Naturally, George had to accompany me on that venture.  At the courthouse in Wetaskiwin, we found a rather friendly officer who was willing to come with me for a tryout.  George sat in the back seat hoping, I dare say, that I wouldn’t make too many blunders.  I took the wheel as the officer sat beside me and directed the tour.

All went well until we caught up to a farmer with a load of hay.

“Now,” said the constable, “you speed up and pass that fellow.”

Down went the window behind me and my heart went up to my throat.  That road looked awfully narrow, but I tooted the horn and flew by him at a good speed.

We turned the next corner and headed west.  At the end of this road was a sharp rise that came just before we joined the Edmonton trail.  I had the car in high and didn’t use my brains to speed up or shift to second.  We had made it nearly to the top when the thing went ‘put, put, put’ and died.  Down went the window behind me and the constable made a dive across me for the hand brake, which I had burned out during my learning process.

We rolled merrily back down the hill, the policeman holding the steering wheel.  Then he turned to George.

“When we get to town see that you get that emergency brake fixed.”

I imagine George was so disgusted by that time that he didn’t even spit out the window.

I wasn’t too flustered by all this.  I started the car, put it in low, made the rise and drove to town.  Here the officer took over and told me to correct his mistakes.  I was really a first-rate back seat driver.  When he went through Wetaskiwin’s only traffic light I yelled and stepped on an imaginary brake.

That must have done the trick for when we got to his office, he gave his OK to my license application, adding that with some more practice I’d make a good driver.  He said too that everyone had to drive enough to train their reflex action.  I found that to be very true.

That Chev became a very good and obedient friend, but it did play a few tricks on me.  Perhaps the most humiliating one was the day the horn “beeped” whenever the steering wheel was turned a certain way and kept it up until it felt like stopping.  On the way to town that day it seemed to “beep” just when I wished it would “shut up”.  I took a seldom-used road hoping I wouldn’t encounter too many on the way.

But here I passed a farmyard where about six men were shingling a roof.  Didn’t the thing start to salute them – perfect strangers.  Forgetting the shingling, they got to their feet, waved their hats and yelled “Hello”.  That must have encouraged the Chevy for she just kept on “beeping”.  Believe me, I pulled into the first service station when I got to town and had them trace for the short that was doing the mischief.

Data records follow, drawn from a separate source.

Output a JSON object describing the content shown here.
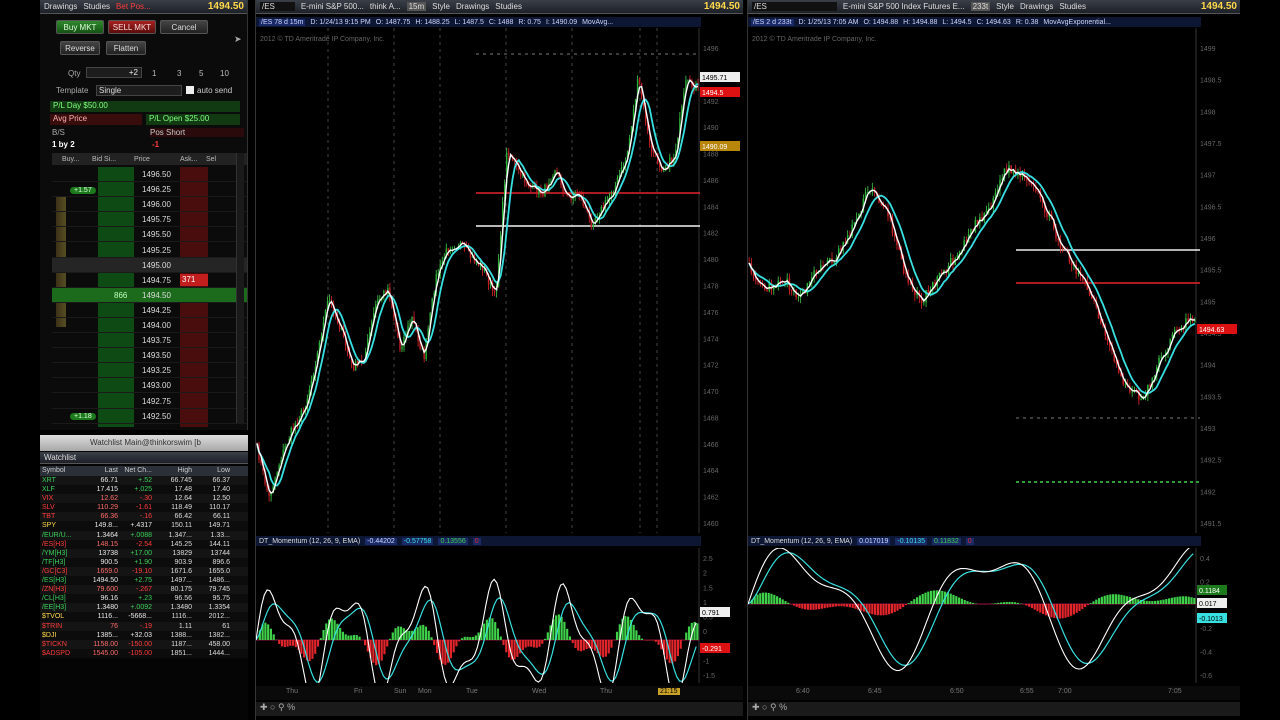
{
  "left_toolbar": {
    "drawings": "Drawings",
    "studies": "Studies",
    "ticker": "Bet Pos...",
    "price": "1494.50"
  },
  "order": {
    "buy_mkt": "Buy MKT",
    "sell_mkt": "SELL MKT",
    "cancel": "Cancel",
    "reverse": "Reverse",
    "flatten": "Flatten",
    "qty_label": "Qty",
    "qty": "+2",
    "qty_presets": [
      "1",
      "3",
      "5",
      "10"
    ],
    "template_label": "Template",
    "template": "Single",
    "auto_send": "auto send",
    "pl_day": "P/L Day $50.00",
    "avg_price": "Avg Price",
    "pl_open": "P/L Open $25.00",
    "bs": "B/S",
    "pos_label": "Pos Short",
    "pos_value": "-1",
    "bs_value": "1 by 2"
  },
  "ladder": {
    "headers": [
      "Buy...",
      "Bid Si...",
      "Price",
      "Ask...",
      "Sel"
    ],
    "prices": [
      "1496.50",
      "1496.25",
      "1496.00",
      "1495.75",
      "1495.50",
      "1495.25",
      "1495.00",
      "1494.75",
      "1494.50",
      "1494.25",
      "1494.00",
      "1493.75",
      "1493.50",
      "1493.25",
      "1493.00",
      "1492.75",
      "1492.50"
    ],
    "bid_866": "866",
    "ask_371": "371",
    "order_tag_top": "+1.57",
    "order_tag_bottom": "+1.18"
  },
  "watchlist": {
    "title": "Watchlist Main@thinkorswim [b",
    "tab": "Watchlist",
    "headers": [
      "Symbol",
      "Last",
      "Net Ch...",
      "High",
      "Low"
    ],
    "rows": [
      [
        "XRT",
        "66.71",
        "+.52",
        "66.745",
        "66.37",
        "g"
      ],
      [
        "XLF",
        "17.415",
        "+.025",
        "17.48",
        "17.40",
        "g"
      ],
      [
        "VIX",
        "12.62",
        "-.30",
        "12.64",
        "12.50",
        "r"
      ],
      [
        "SLV",
        "110.29",
        "-1.61",
        "118.49",
        "110.17",
        "r"
      ],
      [
        "TBT",
        "66.36",
        "-.16",
        "66.42",
        "66.11",
        "r"
      ],
      [
        "SPY",
        "149.8...",
        "+.4317",
        "150.11",
        "149.71",
        "w"
      ],
      [
        "/EUR/U...",
        "1.3464",
        "+.0088",
        "1.347...",
        "1.33...",
        "g"
      ],
      [
        "/ES[H3]",
        "148.15",
        "-2.54",
        "145.25",
        "144.11",
        "r"
      ],
      [
        "/YM[H3]",
        "13738",
        "+17.00",
        "13829",
        "13744",
        "g"
      ],
      [
        "/TF[H3]",
        "900.5",
        "+1.90",
        "903.9",
        "896.6",
        "g"
      ],
      [
        "/GC[C3]",
        "1659.0",
        "-19.10",
        "1671.6",
        "1655.0",
        "r"
      ],
      [
        "/ES[H3]",
        "1494.50",
        "+2.75",
        "1497...",
        "1486...",
        "g"
      ],
      [
        "/ZN[H3]",
        "79.600",
        "-.267",
        "80.175",
        "79.745",
        "r"
      ],
      [
        "/CL[H3]",
        "96.16",
        "+.23",
        "96.56",
        "95.75",
        "g"
      ],
      [
        "/EE[H3]",
        "1.3480",
        "+.0092",
        "1.3480",
        "1.3354",
        "g"
      ],
      [
        "$TVOL",
        "1116...",
        "-5668...",
        "1116...",
        "2012...",
        "w"
      ],
      [
        "$TRIN",
        "76",
        "-.19",
        "1.11",
        "61",
        "r"
      ],
      [
        "$DJI",
        "1385...",
        "+32.03",
        "1388...",
        "1382...",
        "w"
      ],
      [
        "$TICKN",
        "1158.00",
        "-150.00",
        "1187...",
        "458.00",
        "r"
      ],
      [
        "$ADSPD",
        "1545.00",
        "-105.00",
        "1851...",
        "1444...",
        "r"
      ]
    ]
  },
  "chart1": {
    "symbol": "/ES",
    "agg": "15m",
    "style": "Style",
    "drawings": "Drawings",
    "studies": "Studies",
    "price": "1494.50",
    "toolbar_tab": "E-mini S&P 500...",
    "think": "think A...",
    "info": [
      "/ES 78 d 15m",
      "D: 1/24/13 9:15 PM",
      "O: 1487.75",
      "H: 1488.25",
      "L: 1487.5",
      "C: 1488",
      "R: 0.75",
      "I: 1490.09",
      "MovAvg..."
    ],
    "copyright": "2012 © TD Ameritrade IP Company, Inc.",
    "yaxis": [
      "1496",
      "1494",
      "1492",
      "1490",
      "1488",
      "1486",
      "1484",
      "1482",
      "1480",
      "1478",
      "1476",
      "1474",
      "1472",
      "1470",
      "1468",
      "1466",
      "1464",
      "1462",
      "1460"
    ],
    "tags": {
      "t1": "1495.71",
      "t2": "1494.5",
      "t3": "1490.09"
    },
    "xaxis": [
      "Thu",
      "Fri",
      "Sun",
      "Mon",
      "Tue",
      "Wed",
      "Thu",
      "21:15"
    ],
    "study": "DT_Momentum (12, 26, 9, EMA)",
    "study_vals": [
      "-0.44202",
      "-0.57758",
      "0.13556",
      "0"
    ],
    "study_axis": [
      "2.5",
      "2",
      "1.5",
      "1",
      "0.5",
      "0",
      "-0.5",
      "-1",
      "-1.5"
    ],
    "study_tags": [
      "0.791",
      "-0.291"
    ]
  },
  "chart2": {
    "symbol": "/ES",
    "agg": "233t",
    "style": "Style",
    "drawings": "Drawings",
    "studies": "Studies",
    "price": "1494.50",
    "toolbar_tab": "E-mini S&P 500 Index Futures E...",
    "info": [
      "/ES 2 d 233t",
      "D: 1/25/13 7:05 AM",
      "O: 1494.88",
      "H: 1494.88",
      "L: 1494.5",
      "C: 1494.63",
      "R: 0.38",
      "MovAvgExponential..."
    ],
    "copyright": "2012 © TD Ameritrade IP Company, Inc.",
    "yaxis": [
      "1499",
      "1498.5",
      "1498",
      "1497.5",
      "1497",
      "1496.5",
      "1496",
      "1495.5",
      "1495",
      "1494.5",
      "1494",
      "1493.5",
      "1493",
      "1492.5",
      "1492",
      "1491.5"
    ],
    "tag": "1494.63",
    "xaxis": [
      "6:40",
      "6:45",
      "6:50",
      "6:55",
      "7:00",
      "7:05"
    ],
    "study": "DT_Momentum (12, 26, 9, EMA)",
    "study_vals": [
      "0.017019",
      "-0.10135",
      "0.11832",
      "0"
    ],
    "study_axis": [
      "0.4",
      "0.2",
      "0",
      "-0.2",
      "-0.4",
      "-0.6"
    ],
    "study_tags": [
      "0.1184",
      "0.017",
      "-0.1013"
    ]
  },
  "colors": {
    "up": "#3fd14a",
    "down": "#e3262c",
    "ma_fast": "#ffffff",
    "ma_slow": "#38e0e0",
    "price_tag": "#ffd84a"
  }
}
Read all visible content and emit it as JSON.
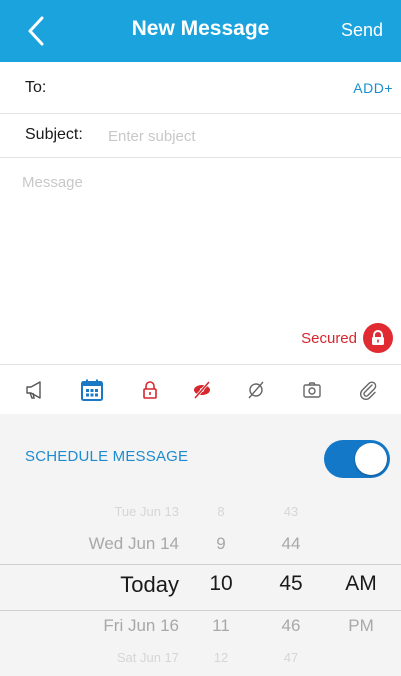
{
  "header": {
    "title": "New Message",
    "send_label": "Send",
    "back_icon": "chevron-left-icon",
    "background": "#1aa3dd"
  },
  "compose": {
    "to_label": "To:",
    "add_label": "ADD+",
    "subject_label": "Subject:",
    "subject_placeholder": "Enter subject",
    "message_placeholder": "Message",
    "secured_label": "Secured"
  },
  "toolbar": {
    "icons": [
      "megaphone-icon",
      "calendar-icon",
      "lock-icon",
      "hidden-eye-icon",
      "no-signal-icon",
      "camera-icon",
      "paperclip-icon"
    ]
  },
  "schedule": {
    "label": "SCHEDULE MESSAGE",
    "enabled": true,
    "picker": {
      "days": [
        "Tue Jun 13",
        "Wed Jun 14",
        "Today",
        "Fri Jun 16",
        "Sat Jun 17"
      ],
      "hours": [
        "8",
        "9",
        "10",
        "11",
        "12"
      ],
      "minutes": [
        "43",
        "44",
        "45",
        "46",
        "47"
      ],
      "ampm": [
        "",
        "",
        "AM",
        "PM",
        ""
      ],
      "selected": {
        "day": "Today",
        "hour": "10",
        "minute": "45",
        "ampm": "AM"
      }
    }
  },
  "colors": {
    "accent": "#1aa3dd",
    "link": "#1a8fd0",
    "secured_red": "#e02b33",
    "toggle_on": "#1478c8"
  }
}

Yes, learning to drive and getting a license was a bit of an experience but it stood me well during all those years on the farm when driving vehicles of many descriptions was sure a necessity.  And slipping off a culvert, on my first attempt was the closest I ever came to rolling a car or truck.

Editors note: Hulda and George Franklin lost their father in 1927, when they were still in their teens. He is absent from Hulda’s memoirs. The two teenagers, together with their mother, kept the farm going. After George married, they divided the land between them. Hulda, who never married, continued farming her portion and, in her later life, cared for her bedridden mother.